Les milices chiites irakiennes, ces autres acteurs de la lutte contre l’EI

Regroupées au sein d'une organisation plus large, les Unités de mobilisation populaire, les milices chiites irakiennes, servent de substitut à l'armée régulière, fantomatique et désorganisée, dans la défense de l'État et pour combattre Daech.

Des miliciens chiites irakiens de l’Organisation Badr défilent à Bagdad lors d’une parade de la Journée al-Qods, ou Journée de Jérusalem, le 25 juillet 2014. Thaier al-Sudani/Reuters

Le 10 juin 2014, quatre jours après le début de l'insurrection, Mossoul tombe aux mains de l'organisation État Islamique (EI). Trois jours plus tard, en réaction, l'ayatollah Ali al-Sistani lance une fatwa appelant les Irakiens à se battre contre Daech (acronyme arabe de l'EI) et provoque par ce biais la création des Unités de mobilisation populaire (Wahadate al-hachd ach-chaabi), dans lesquelles se réunissent toutes les milices chiites irakiennes, mais également les quelques tribus sunnites du Nord et du centre, les plus virulentes contre le califat autoproclamé.
Parmi les milices chiites, on en trouve des anciennes, déjà présentes dans les années 1990, ou créées suite à l'invasion américaine de l'Irak, mais aussi des toutes nouvelles, formées en réaction à l'avancée de l'EI.
Si, suite à cet appel au jihad, les effectifs de ces groupes armés ont explosé, il reste naturellement difficile d'estimer le nombre exact de combattants regroupés au sein des Wahadate al-hachd ach-chaabi.
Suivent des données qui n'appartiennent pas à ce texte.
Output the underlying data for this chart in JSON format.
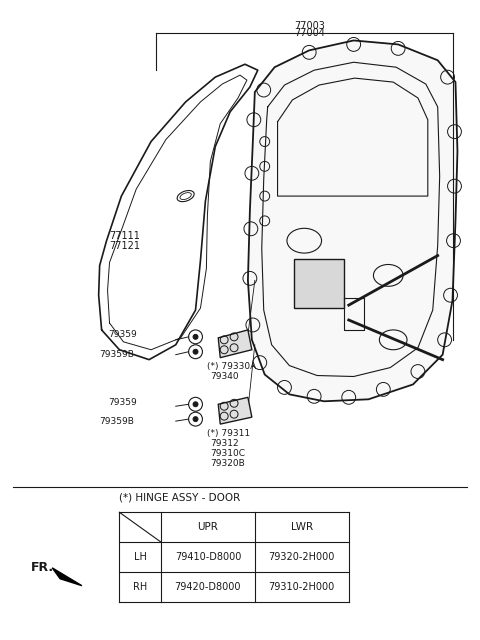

Quant au nombre de milices, il varie fortement selon les critères. Ainsi, si on élimine les milices de quartier ou des petites tribus, on en compte seulement entre 7 ou 8 réellement organisées, parmi lesquelles les Brigades de la paix (Saraya as-salam), l'Organisation Badr, les Brigades du Hezbollah, la Ligue des vertueux (Aassaïb Ahl al-haq), ou encore les Brigades de l'imam Ali (Kataeb al-imam Ali). Malgré la présence d'un chef, Fatih al-Fayyad, et d'un chef militaire, Jamal Jafaar al-Ibrahim, rebaptisé Abou Mahdi al-Mouhandis (l'ingénieur) sur le terrain, et même si Renad Mansour, chercheur au Centre Carnegie sur le Moyen-Orient interrogé par L'Orient-Le Jour, avoue « une certaine coordination », les Unités de mobilisation populaire restent un groupe à la structure très décentralisée, dont chaque milice possède son propre leader et son propre commandant. En outre, cette absence de commandement centralisé provoque un problème dans l'exécution des ordres et le contrôle des hommes, laissant la porte ouverte aux bavures et exactions.
Zoom sur les quatre milices les plus importantes de l'organisation.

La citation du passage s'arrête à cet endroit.